A package of gun control bills submitted by City Councilman Darrell Clarke will apparently not come up for a vote tomorrow during Council's weekly session. Clarke last week said that the city Law Department was reviewing the proposed legislation, which was approved by Council's Committee on Public Safety. The legislation, which could have come up for a final vote by Council tomorrow, is being amended today and then held.
The legislation would limit handgun purchases to one a month, require owners to report lost or stolen guns to police, allow police to confiscate guns from people considered a risk to themselves or others, require a license from police to bring a gun into the city, ban semiautomatic weapons with clips that hold more than 10 rounds and establish a registry for ammunition sales.
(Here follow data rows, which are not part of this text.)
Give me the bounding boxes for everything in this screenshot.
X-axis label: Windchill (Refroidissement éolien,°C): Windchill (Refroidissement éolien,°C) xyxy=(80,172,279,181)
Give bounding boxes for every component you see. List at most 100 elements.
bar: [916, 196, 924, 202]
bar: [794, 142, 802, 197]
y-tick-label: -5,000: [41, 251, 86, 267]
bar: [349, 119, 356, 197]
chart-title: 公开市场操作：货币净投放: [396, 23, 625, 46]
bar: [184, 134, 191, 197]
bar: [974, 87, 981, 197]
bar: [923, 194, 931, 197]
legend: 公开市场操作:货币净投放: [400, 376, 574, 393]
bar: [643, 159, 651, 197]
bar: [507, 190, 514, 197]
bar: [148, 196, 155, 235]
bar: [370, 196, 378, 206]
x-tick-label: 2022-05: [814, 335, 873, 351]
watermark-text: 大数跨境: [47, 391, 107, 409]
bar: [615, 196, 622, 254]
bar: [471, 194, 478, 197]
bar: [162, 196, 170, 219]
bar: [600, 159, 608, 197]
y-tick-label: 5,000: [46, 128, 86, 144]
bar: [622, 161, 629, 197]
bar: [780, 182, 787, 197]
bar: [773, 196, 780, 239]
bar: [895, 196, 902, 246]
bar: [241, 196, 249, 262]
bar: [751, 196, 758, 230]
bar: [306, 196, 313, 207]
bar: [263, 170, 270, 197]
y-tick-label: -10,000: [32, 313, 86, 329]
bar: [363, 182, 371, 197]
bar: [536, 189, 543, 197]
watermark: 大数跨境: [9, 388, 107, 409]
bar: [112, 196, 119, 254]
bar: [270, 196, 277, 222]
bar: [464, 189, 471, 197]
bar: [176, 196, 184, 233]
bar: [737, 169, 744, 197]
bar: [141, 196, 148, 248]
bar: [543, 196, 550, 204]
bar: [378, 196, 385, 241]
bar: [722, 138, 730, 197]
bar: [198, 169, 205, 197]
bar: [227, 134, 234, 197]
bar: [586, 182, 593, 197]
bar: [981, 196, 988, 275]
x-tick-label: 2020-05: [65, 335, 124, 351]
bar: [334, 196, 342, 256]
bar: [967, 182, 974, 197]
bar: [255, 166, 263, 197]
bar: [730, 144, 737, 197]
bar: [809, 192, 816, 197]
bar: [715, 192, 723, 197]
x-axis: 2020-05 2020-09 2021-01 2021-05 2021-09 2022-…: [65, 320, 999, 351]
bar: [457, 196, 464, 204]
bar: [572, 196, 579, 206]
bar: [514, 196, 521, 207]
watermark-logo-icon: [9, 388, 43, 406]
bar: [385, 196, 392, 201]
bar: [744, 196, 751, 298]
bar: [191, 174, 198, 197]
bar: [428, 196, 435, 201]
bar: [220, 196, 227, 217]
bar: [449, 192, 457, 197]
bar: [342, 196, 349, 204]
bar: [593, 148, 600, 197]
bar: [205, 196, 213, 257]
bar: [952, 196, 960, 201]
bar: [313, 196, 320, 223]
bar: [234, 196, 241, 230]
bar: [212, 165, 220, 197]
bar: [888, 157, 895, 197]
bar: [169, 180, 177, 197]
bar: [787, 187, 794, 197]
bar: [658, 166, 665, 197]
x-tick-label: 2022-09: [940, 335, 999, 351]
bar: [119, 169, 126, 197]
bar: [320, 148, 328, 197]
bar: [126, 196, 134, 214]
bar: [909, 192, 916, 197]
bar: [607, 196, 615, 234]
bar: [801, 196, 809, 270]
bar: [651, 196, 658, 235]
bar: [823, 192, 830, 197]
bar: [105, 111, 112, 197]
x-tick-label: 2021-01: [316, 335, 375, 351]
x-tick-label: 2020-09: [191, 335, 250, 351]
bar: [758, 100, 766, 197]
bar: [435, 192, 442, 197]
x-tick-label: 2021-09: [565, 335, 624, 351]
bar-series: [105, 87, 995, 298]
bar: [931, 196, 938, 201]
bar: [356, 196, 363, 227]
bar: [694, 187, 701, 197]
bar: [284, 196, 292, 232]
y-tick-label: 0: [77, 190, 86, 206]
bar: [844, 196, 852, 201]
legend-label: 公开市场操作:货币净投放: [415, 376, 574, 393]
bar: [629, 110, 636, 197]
Council passed the same legislation last year but it was not enforced because it called for matching state legislation. Clarke sued the state after that legislation never happened. The state is now seeking to have that lawsuit dismissed, arguing that only the General Assembly has the power to regulate guns in Pennsylvania. A 1996 ruling by the state Supreme Court upheld that argument.
The state House yesterday voted down 128-75 legislation that would have required handgun owners across the state to report lost or stolen guns to law enforcement agencies within 72 hours of learning that the weapon was missing.
Ultimately, Clarke's legislation is designed to provoke a Constitutional fight with the state that could lead to a re-hearing of the Supreme Court's 1996 decision on gun regulation.